La pastorale familiale
à mettre en œuvre (suite)

Dans le contexte culturel d’aujourd’hui, face aux défis pour la vision chrétienne de la famille, le pape énonce les grands axes d’une pastorale familiale nouvelle.

3° Accompagner dans les premières années de la vie matrimoniale

Nous devons reconnaître comme une grande valeur qu’on comprenne que le mariage est une question d’amour, que seuls peuvent se marier ceux qui se choisissent librement et s’aiment. Toutefois, lorsque l’amour devient une pure attraction ou un sentiment vague, les conjoints souffrent alors d’une très grande fragilité quand l’affectivité entre en crise ou que l’attraction physique décline. Étant donné que ces confusions sont fréquentes, il s’avère indispensable d’accompagner les premières années de la vie matrimoniale pour enrichir et approfondir la décision consciente et libre de s’appartenir et de s’aimer jusqu’à la fin (AL, 217).

« Les premières années de mariage sont une période vitale et délicate durant laquelle les couples prennent davantage conscience des défis et de la signification du mariage. D’où l’exigence d’un accompagnement pastoral qui se poursuive après la célébration du sacrement (cf. Familiaris consortio, IIIe partie). La paroisse est considérée comme le lieu où des couples expérimentés peuvent se mettre à la disposition des couples plus jeunes, avec l’éventuel concours d’associations, de mouvements ecclésiaux et de communautés nouvelles (AL, 223).

4° Éclairer les crises, les angoisses et les difficultés

L’histoire d’une famille est jalonnée de crises en tout genre, qui font aussi partie de sa dramatique beauté. Il faut aider à découvrir qu’une crise surmontée ne conduit pas à une relation de moindre intensité mais conduit à améliorer, affermir et mûrir le vin de l’union… Il convient d’accompagner les conjoints pour qu’ils puissent accepter les crises qui surviennent, les affronter. Les couples expérimentés et formés doivent être disponibles pour accompagner les autres dans cette découverte (AL, 232).

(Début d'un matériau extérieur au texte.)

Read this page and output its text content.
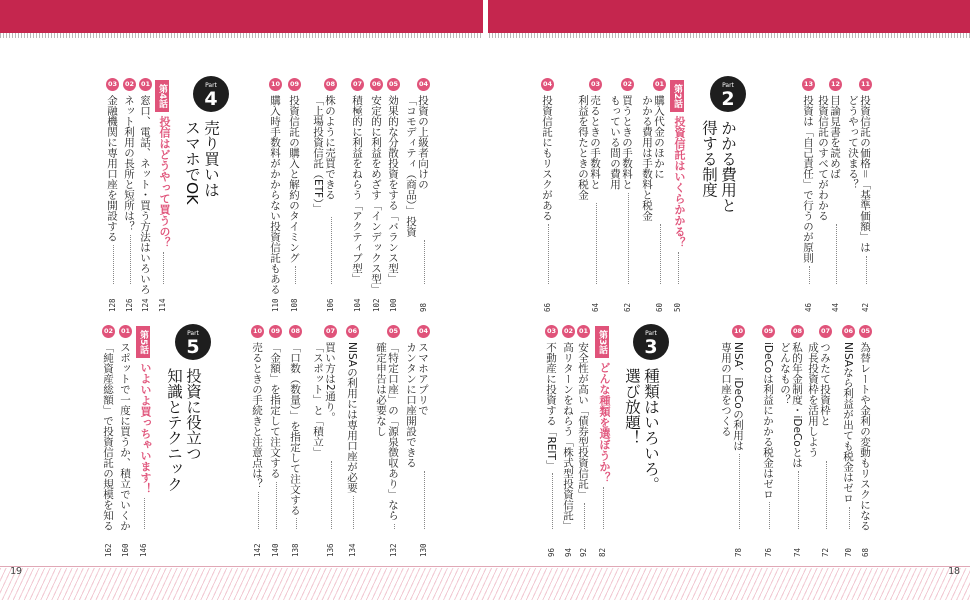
19	18
11
投資信託の価格＝「基準価額」は
どうやって決まる？
42
12
目論見書を読めば
投資信託のすべてがわかる
44
13
投資は「自己責任」で行うのが原則
46
Part
2
かかる費用と
得する制度
第2話
投資信託はいくらかかる？
50
01
購入代金のほかに
かかる費用は手数料と税金
60
02
買うときの手数料と
もっている間の費用
62
03
売るときの手数料と
利益を得たときの税金
64
04
投資信託にもリスクがある
66
05
為替レートや金利の変動もリスクになる
68
06
NISAなら利益が出ても税金はゼロ
70
07
つみたて投資枠と
成長投資枠を活用しよう
72
08
私的年金制度・iDeCoとは
どんなもの？
74
09
iDeCoは利益にかかる税金はゼロ
76
10
NISA、iDeCoの利用は
専用の口座をつくる
78
Part
3
種類はいろいろ。
選び放題！
第3話
どんな種類を選ぼうか？
82
01
安全性が高い「債券型投資信託」
92
02
高リターンをねらう「株式型投資信託」
94
03
不動産に投資する「REIT」
96
04
投資の上級者向けの
「コモディティ（商品）」投資
98
05
効果的な分散投資をする「バランス型」
100
06
安定的に利益をめざす「インデックス型」
102
07
積極的に利益をねらう「アクティブ型」
104
08
株のように売買できる
「上場投資信託（ETF）」
106
09
投資信託の購入と解約のタイミング
108
10
購入時手数料がかからない投資信託もある
110
Part
4
売り買いは
スマホでOK
第4話
投信はどうやって買うの？
114
01
窓口、電話、ネット・買う方法はいろいろ
124
02
ネット利用の長所と短所は？
126
03
金融機関に専用口座を開設する
128
04
スマホアプリで
カンタンに口座開設できる
130
05
「特定口座」の「源泉徴収あり」なら
確定申告は必要なし
132
06
NISAの利用には専用口座が必要
134
07
買い方は2通り。
「スポット」と「積立」
136
08
「口数（数量）」を指定して注文する
138
09
「金額」を指定して注文する
140
10
売るときの手続きと注意点は？
142
Part
5
投資に役立つ
知識とテクニック
第5話
いよいよ買っちゃいます！
146
01
スポットで一度に買うか、積立でいくか
160
02
「純資産総額」で投資信託の規模を知る
162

Il y a des crises communes qui se produisent généralement dans tous les couples, comme la crise des débuts, lorsqu’il faut apprendre à rendre compatibles les différences et à se détacher des parents ; ou la crise de l’arrivée de l’enfant, avec ses nouveaux défis émotionnels ; la crise de l’allaitement, qui change les habitudes du couple ; la crise de l’adolescence de l’enfant, qui exige beaucoup d’énergie, déstabilise les parents et parfois les oppose l’un à l’autre ; la crise du « nid vide », qui oblige le couple à se regarder de nouveau lui-même ; la crise qui a son origine dans la vieillesse des parents des conjoints, qui demandent plus de présence, de soins et de décisions difficiles (AL, 235).

À celles-là s’ajoutent les crises personnelles qui ont des incidences sur le couple, et s’y ajoutent des circonstances inattendues qui peuvent altérer la vie familiale, et qui exigent un cheminement de pardon et de réconciliation (AL, 236).